Many of climbed no Corporate ladder. Instead we took on a crap load of student debt to pursue liberal arts degrees. Many of us become political or social activists trying to improve the world and get out of the heavy shadow of our parents who ended the Vietnam War advanced Women's Rights, Civil Rights, Gay Rights and tried to curb abuses by Nixon, the CIA and the FBI. No way we could out shine them, not with the Reagan years pressing down upon us.
What many in Generation Y don't get is how hard previous generations had it. Gen X wasn't told that the world was their oyster, that they shouldn't settle for anything less than the best.

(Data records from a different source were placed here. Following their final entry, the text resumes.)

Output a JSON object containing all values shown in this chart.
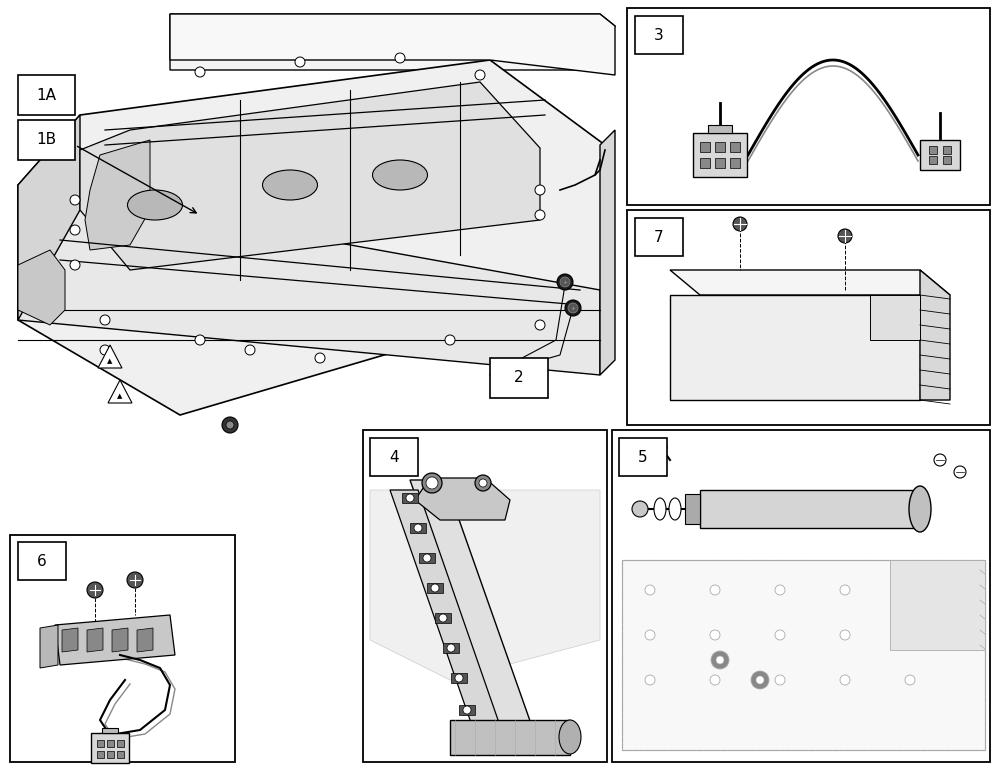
{
  "figsize": [
    10.0,
    7.72
  ],
  "dpi": 100,
  "bg": "#ffffff",
  "lc": "#000000",
  "lg": "#aaaaaa",
  "panels": {
    "3": [
      627,
      8,
      990,
      205
    ],
    "7": [
      627,
      210,
      990,
      425
    ],
    "4": [
      363,
      430,
      607,
      762
    ],
    "5": [
      612,
      430,
      990,
      762
    ],
    "6": [
      10,
      535,
      235,
      762
    ]
  },
  "label_boxes": {
    "1A": [
      18,
      75,
      75,
      115
    ],
    "1B": [
      18,
      120,
      75,
      160
    ],
    "2": [
      490,
      360,
      560,
      400
    ],
    "3": [
      635,
      16,
      685,
      56
    ],
    "4": [
      370,
      438,
      420,
      478
    ],
    "5": [
      619,
      438,
      669,
      478
    ],
    "6": [
      18,
      542,
      68,
      582
    ],
    "7": [
      635,
      218,
      685,
      258
    ]
  }
}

Nope we were ripped upon by the mainstream media as slackers.
Part of the problem with this article is that Gen X are not really the parents of Gen Y. Gen Y are the little siblings of Gen X, children of the late-Boomers. Many of Gen X's children are still little kids or in school. Give it another five to ten years and the true children of Gen X will be out there doing whatever it is they're destined to be doing.
The other problem with this article is that there's no such thing as Generation Y, or Generation X, or any of that. They're all a fiction.
Long story short.....the golden age of the American middle and working class workers was from the 1940's to the 1980's....though things limped along until maybe the 1990's.
It has been downhill ever since.
Outsourcing, union (workers' rights) busting, fewer benefits, stagnant and dropping wages, less job security if you worked hard, attacks on social security which was sold to the American public as a retirement INSURANCE program and NOT an entitlement...........
Yes, it WAS better for the ordinary American worker back then.
Today, we have more technological goodies but less security.
What can I say?
The rich and politicians did dirty and caused the Great Depression....and finally had to fix it.
I have NO idea if and when the rich and politicians will fix THIS economic mess we are living with.
****I am a lower class boomer. {shrugs}
I see it as an attack on a system gone mad.....greedy, selfish, crazy, dysfunctional, and extremely harmful people are in charge from oligarchs to politicians.
And the worst damage was not done by Generation Y, though like everything else there are people in that generation that DID and are DOING dirty.
{shrugs}
Although the date range varies as to who is in X. The consensus I hear is that Y started somewhere in the 80s.
Try actually doing something to improve the world and not whining about how we (Gneration X, a lable we never wanted).